Когда Узеппе спал вот так после припадка, ему не всегда снились сны, или, вернее, проснувшись, он совершенно их не помнил. Однако на этот раз в его памяти надолго остался если не сам сон, то его трепетная цветная тень. Ему снилось, что он находится именно в этом месте, только вместо реки было большое круглое озеро, а холмы вокруг более высокие, чем на самом деле, были покрыты снегом. В свое время я забыла сказать, что зимой 1945 года в Риме выпал снег — совершенно необычное зрелище, которое поразило воображение Узеппе.
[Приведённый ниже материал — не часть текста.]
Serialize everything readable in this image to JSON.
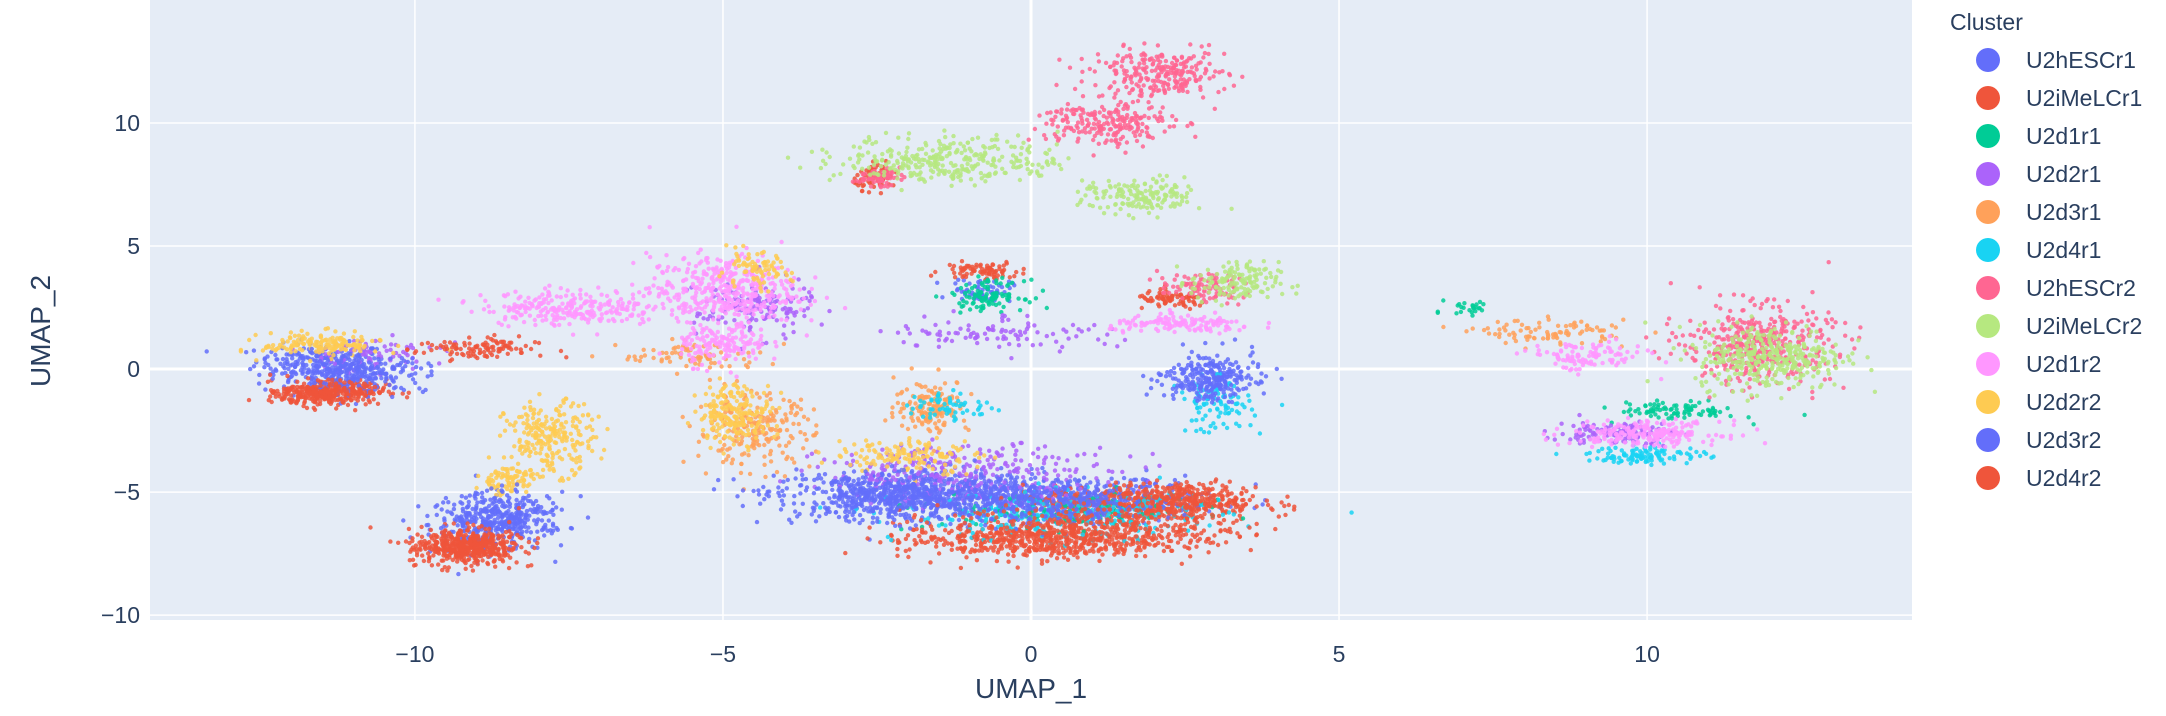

Тогда малышу было немногим более трех лет. Картина заснеженных улиц, отошедших в его памяти на задний план, почти скрывшаяся в дымке, возвратилась теперь во сне. Только тот римский снег был спокойным, невероятно мирным и белым, тогда как приснилась ему снежная буря, которую в жизни он ни разу не видел: небо почернело, по всей округе ветер со свистом гнул деревья, снег завихрялся, вьюга бросала в лицо пригоршни острых колючих льдинок. На вершинах соседних холмов деревья стояли голые и черные, как скелеты. Повсюду вокруг слышался лишь свист ветра: ни голоса, ни человеческой фигуры.
Во сне Узеппе был не на берегу, а в воде реки-озера, которое, несмотря на окружающие его холмы, казалось бесконечным. Вода, спокойная и светлая, переливалась всеми цветами радуги. Она была удивительно теплой, как будто состояла из невидимых течений, подогреваемых солнцем. Узеппе свободно плавал в ней, как рыбка, а вокруг, по всей поверхности теплого озера, из воды торчали головки множества других пловцов, его друзей. Они не были ему знакомы, но он все равно их узнал. Это были бесчисленные племянники Шимо, подвижными мордочками напоминающие знаменитого бесхвостого зверька. Кроме того, тут было множество круглых головок с румяными щечками и живыми черными глазками, как две капли воды похожих на племянницу Узеппе — Нинуччу.